Of course, Tollet and the city have not shown a reluctance to cut into CACHH's review process. Though CACHH distributed only $2.7 million to arts organizations in fiscal '96, its income from the hotel tax was closer to $5 million; the extra $2.3 million went in part to overhead (about $900,000) and in part to non-competitive grants. A little more than three-quarters of a million dollars went to Miller Outdoor Theatre to help pay for free public performances, while another $30,000 went to other parks and $160,000 went to something called the Mayor's Initiative Fund. That fund was established in 1993 by Mayor Bob Lanier and has been used to funnel money to groups such as Funday in the Park ($60,000) and to help pay for, among other things, Christmas tree lighting ceremonies ($5,000). It's also been used in emergencies. For instance, the Houston International Festival was recently given money from the Initiative Fund to house an African dance troupe that had been scheduled at the last minute.

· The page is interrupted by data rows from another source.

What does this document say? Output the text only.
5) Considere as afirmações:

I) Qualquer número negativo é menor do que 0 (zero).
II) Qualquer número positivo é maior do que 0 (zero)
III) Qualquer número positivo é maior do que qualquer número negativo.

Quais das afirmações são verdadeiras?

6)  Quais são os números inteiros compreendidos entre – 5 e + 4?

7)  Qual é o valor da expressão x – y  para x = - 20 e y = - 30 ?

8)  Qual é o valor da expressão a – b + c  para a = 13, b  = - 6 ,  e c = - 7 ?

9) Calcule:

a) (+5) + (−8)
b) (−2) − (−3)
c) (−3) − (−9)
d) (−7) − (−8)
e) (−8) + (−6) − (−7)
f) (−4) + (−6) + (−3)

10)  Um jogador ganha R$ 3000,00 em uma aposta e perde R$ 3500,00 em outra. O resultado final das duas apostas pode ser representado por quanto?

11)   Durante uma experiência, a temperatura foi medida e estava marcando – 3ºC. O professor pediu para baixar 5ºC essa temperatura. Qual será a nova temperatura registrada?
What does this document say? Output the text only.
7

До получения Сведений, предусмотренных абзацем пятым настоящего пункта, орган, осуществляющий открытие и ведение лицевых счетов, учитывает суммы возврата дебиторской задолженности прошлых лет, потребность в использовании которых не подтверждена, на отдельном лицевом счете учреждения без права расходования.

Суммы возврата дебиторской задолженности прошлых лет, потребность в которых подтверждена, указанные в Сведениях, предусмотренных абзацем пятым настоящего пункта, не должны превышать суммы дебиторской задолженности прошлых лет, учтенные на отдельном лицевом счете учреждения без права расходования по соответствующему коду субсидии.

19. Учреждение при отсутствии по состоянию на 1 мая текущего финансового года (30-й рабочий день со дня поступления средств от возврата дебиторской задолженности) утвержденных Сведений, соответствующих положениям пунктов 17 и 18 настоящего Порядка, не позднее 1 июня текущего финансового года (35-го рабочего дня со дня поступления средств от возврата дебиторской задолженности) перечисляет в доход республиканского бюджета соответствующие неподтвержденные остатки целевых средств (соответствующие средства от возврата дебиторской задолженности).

The mayor's fund, though, is small change compared to what the Theater District is after. And some CACHH supporters are worried that if the opera, ballet, symphony, Alley, TUTS, SPA and Da Camera get what they're after, the museums -- the MFA, Menil and others -- won't be far behind in asking for their guaranteed slice.

If that happens, then all but a small percentage of the money that CACHH now administers will be placed into non-competitive set-asides, effectively gutting much of the organization's power. That may not make everyone unhappy; there appears to be some resentment that CACHH is no longer a "pass-through" organization that gives money to groups and has, instead, become an entrepreneurial organization in its own right, with 18 employees and a wide range of activities in public art and arts promotion. In encouraging small arts organizations to grow, it has diluted the resources available to the larger groups.

Clearly, CACHH is facing a test for its future. If the Theater District is successful in chipping away their chunk, then ten years of sometimes confrontational but often cooperative grantsmanship between Houston's big arts groups and small arts groups will be gone, and the organizations will be divided again between those who have a done deal with the city, and those who must prove themselves in competitive reviews again and again.